Anyway- that is where I've been lately. :-)

We planned and executed a hedonist's holiday, spending 11 days relaxing and doing our best not to think or do anything difficult. We succeeded admirably.

We flew from Ghana to Dubai in the U.A.E. (United Arab Emirates) where we switched planes for the last leg. Due to lag in flight scheduling, Emirates Airlines provided us with a hotel room in Dubai for 18 hours (and three meals!) and after a nap we went out to explore a little. This was the first visit any of us has made to an Arabic country.

Cooper has certainly been exposed to a lot of different cultures, even in the U.S., but this raised the bar for him substantially. It was an eye opener for him to see, side by side, women in tube tops and hot pants and women in full burkas. He heard his first muezzin call and watched people respond to it, and he spotted his first arrow (on the ceiling of our hotel room) pointing him toward Mecca. He got to see endless examples of the graceful written Arabic language and see signs for 'exotic' destinations hanging over the highway just like any busy street in America.


We enjoyed our brief stay and wallowed in the modern efficiency of the city- what a change!
(n.b.-
Hi Jin! We were practically in your backyard, but so jet lagged, we couldn't think straight.)


Once we arrived in Mauritius (a few days before Christmas), we checked into the hotel and our terrific room beachside.







Our room is straight back if you just stay between the trees, on the ground floor. The picture was taken from the beach. We just walked out our patio door, across the grass and parked ourselves on beach chairs, steps from the Indian Ocean.






This is what you see if you stand in the last picture and turn 180 degrees.



It looks like heaven, and it was.



This was our holiday tree...




...shared with the other guests and photographed through the lobby looking across the pool and out toward the ocean.

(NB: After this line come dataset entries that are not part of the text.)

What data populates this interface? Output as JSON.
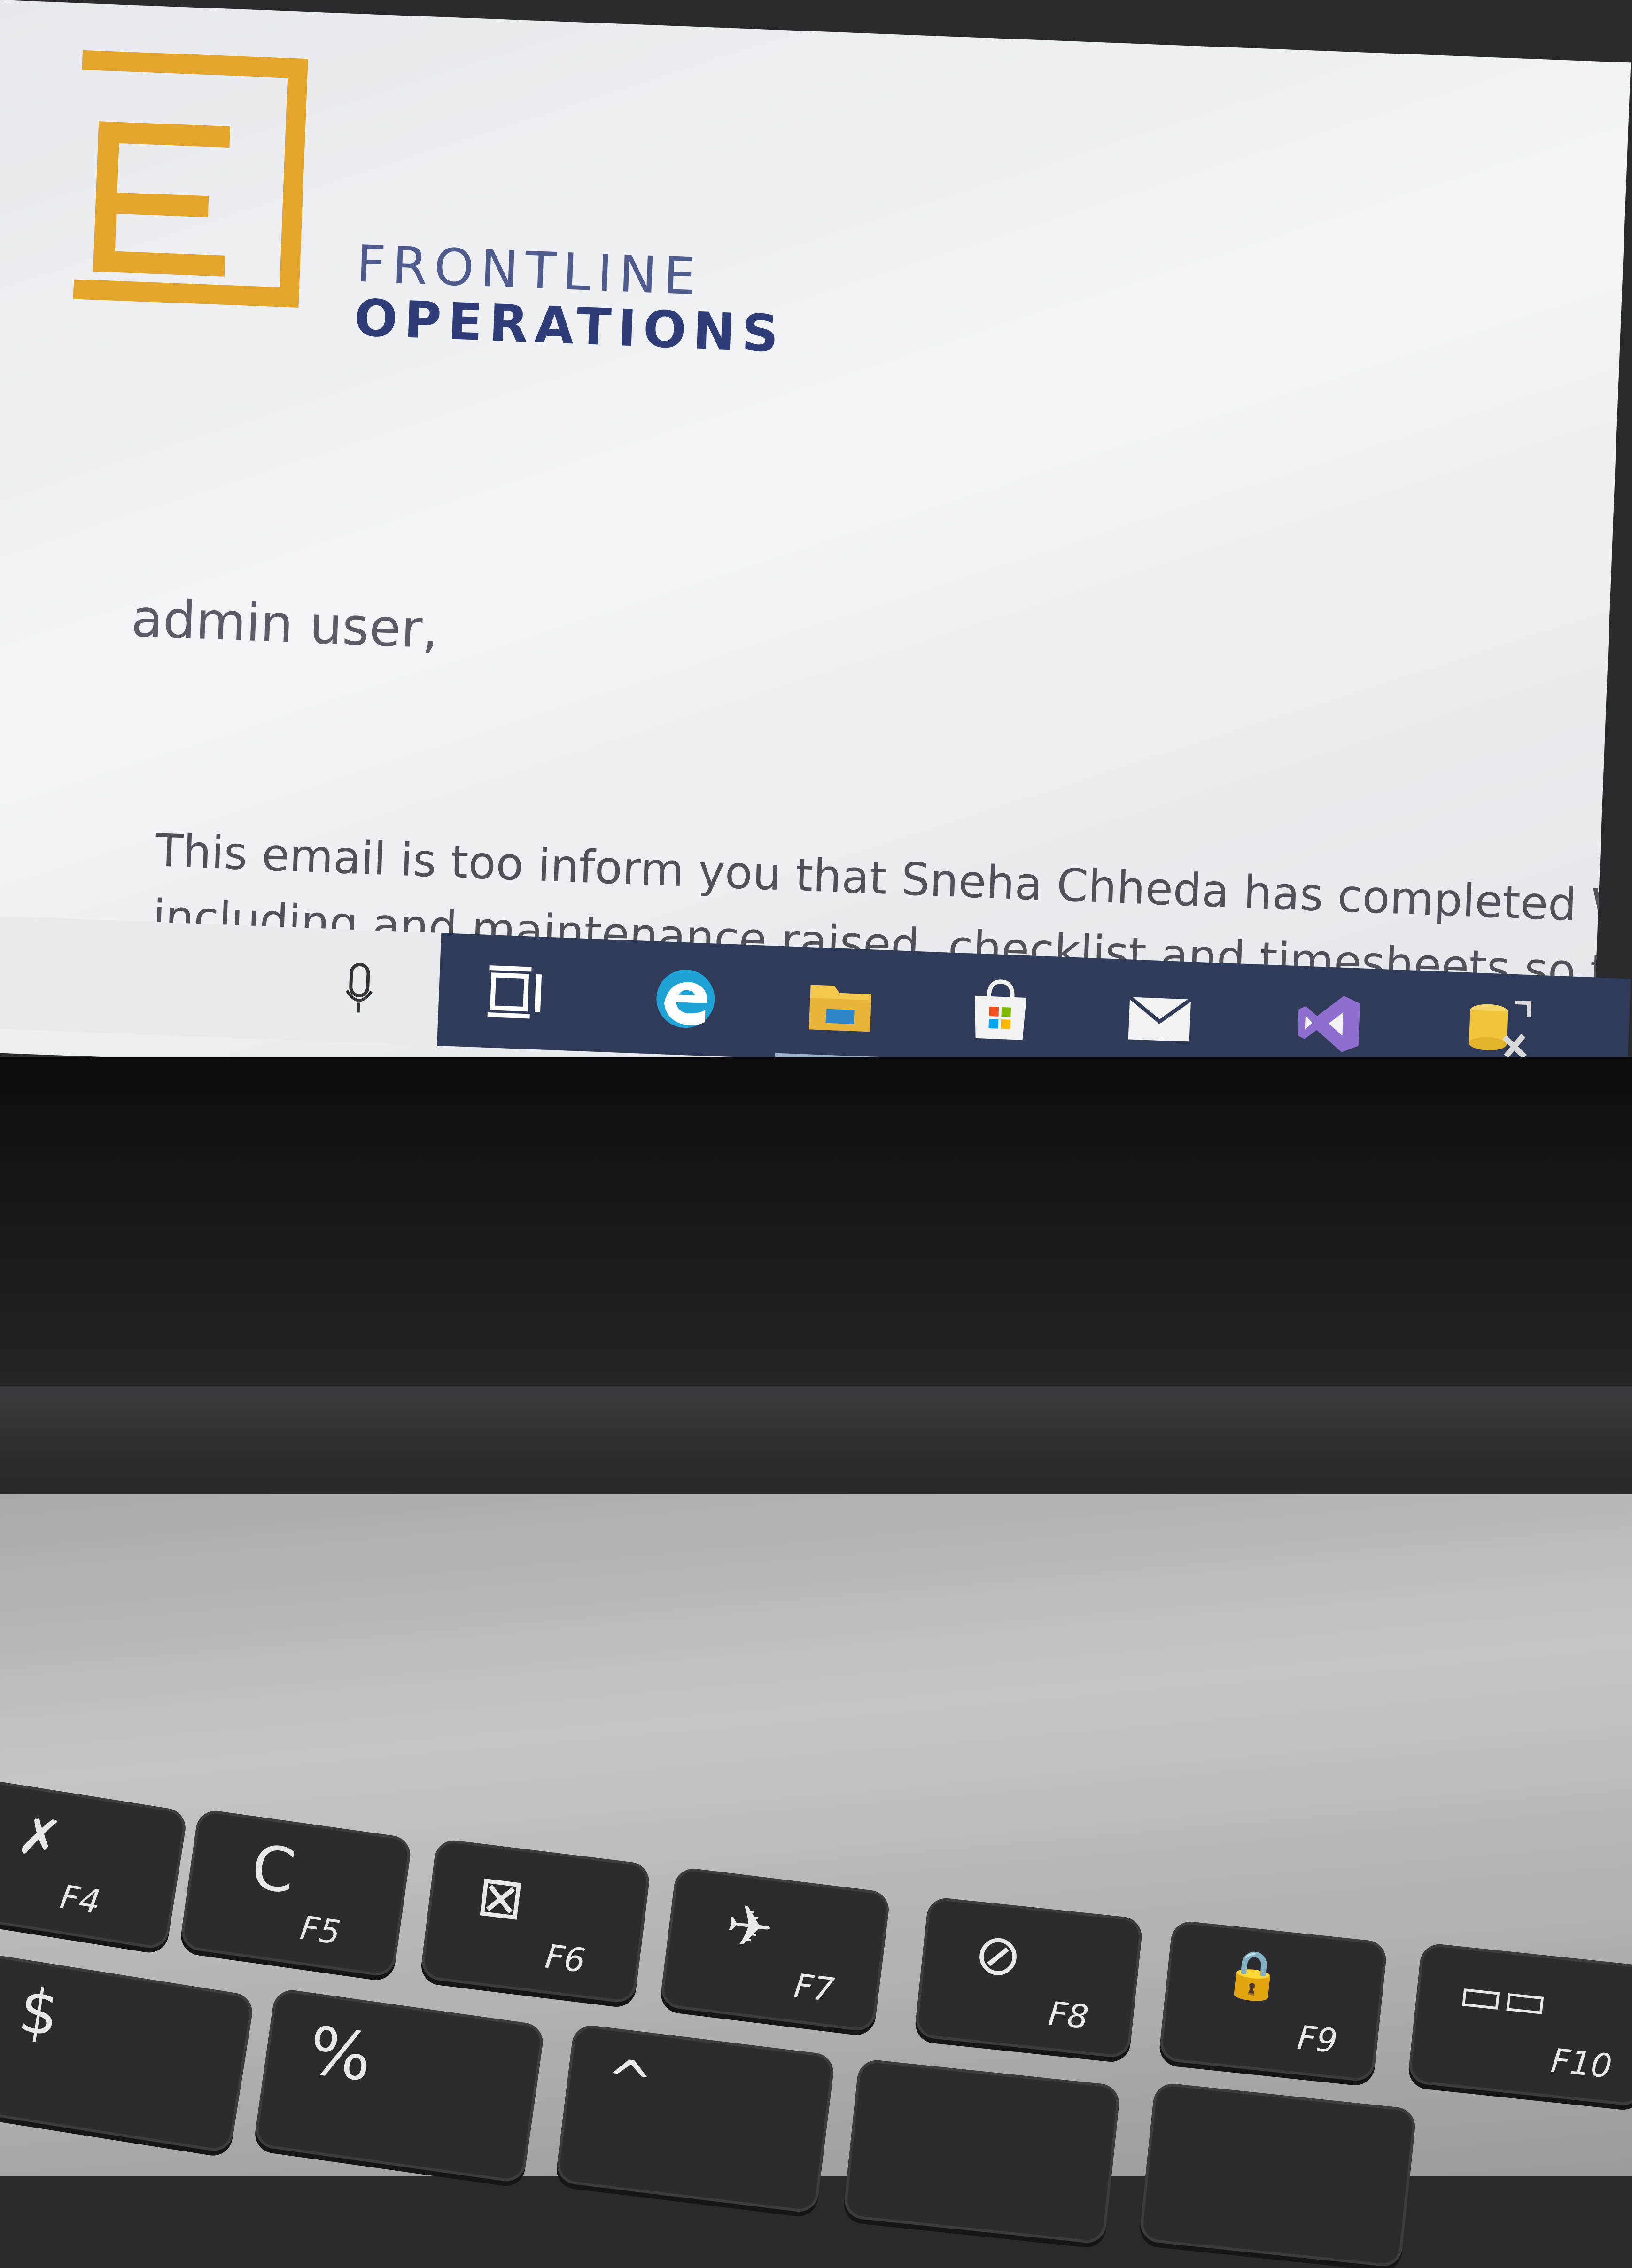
{
  "email": {
    "logo": {
      "line1": "FRONTLINE",
      "line2": "OPERATIONS",
      "brand_color": "#e3a52b"
    },
    "greeting": "admin user,",
    "body_line1": "This email is too inform you that Sneha Chheda has completed WO",
    "body_line2": "including and maintenance raised, checklist and timesheets so the"
  },
  "taskbar": {
    "icons": [
      "microphone-icon",
      "task-view-icon",
      "edge-icon",
      "file-explorer-icon",
      "store-icon",
      "mail-icon",
      "visual-studio-icon",
      "sql-tools-icon"
    ],
    "bar_color": "#2f3b58"
  },
  "keyboard": {
    "function_keys": [
      {
        "label": "F4",
        "symbol": "✗"
      },
      {
        "label": "F5",
        "symbol": "C"
      },
      {
        "label": "F6",
        "symbol": "⊠"
      },
      {
        "label": "F7",
        "symbol": "✈"
      },
      {
        "label": "F8",
        "symbol": "⊘"
      },
      {
        "label": "F9",
        "symbol": "🔒"
      },
      {
        "label": "F10",
        "symbol": "▭▭"
      }
    ],
    "number_row": [
      {
        "symbol": "$"
      },
      {
        "symbol": "%"
      },
      {
        "symbol": "^"
      }
    ]
  }
}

We didn't learn a darned thing, didn't see anything historically important, and didn't expand our minds an inch during this vacation, but it still felt pretty good.


We spent three hours touring a wildlife reserve on the south end of the island on Quad bikes (the four wheel off-road ones that are so fun and can be so dangerous). The wildlife was boars and deer, neither of which are in short supply in America so we didn't exactly swoon over them, but this was the scenery we drove our ATVs through...



We also visited a glass blowing factory (all their glass is made from recycled material) where we watched them work for quite a while and then bought way too much stuff, including a small glass Dodo. :-)

The island itself is volcanic, and even though it's been a couple hundred plus years since the last eruption (sometime just after the Dodo went extinct), there is a huge volcanic crater in the center of the island. This is what you see standing at the edge of the crater...




















...and when you turn around...
















...you get a terrific view of the island from about 1500 feet in elevation.




We snorkeled a lot, watched dolphins play, collected bleached coral from the beach, and ate WAY too much.


When New Year's Eve came, the hotel thoughtfully provided party hats (which Cooper found very much to his liking) and midnight fireworks on the beach.

Here we are amusing ourselves by snapping pictures of ourselves as we wait for the show to begin in the last minutes of 2006...

























And here is the world's worst picture ever of fireworks, but we like it anyway.

It was a great evening and a terrific vacation.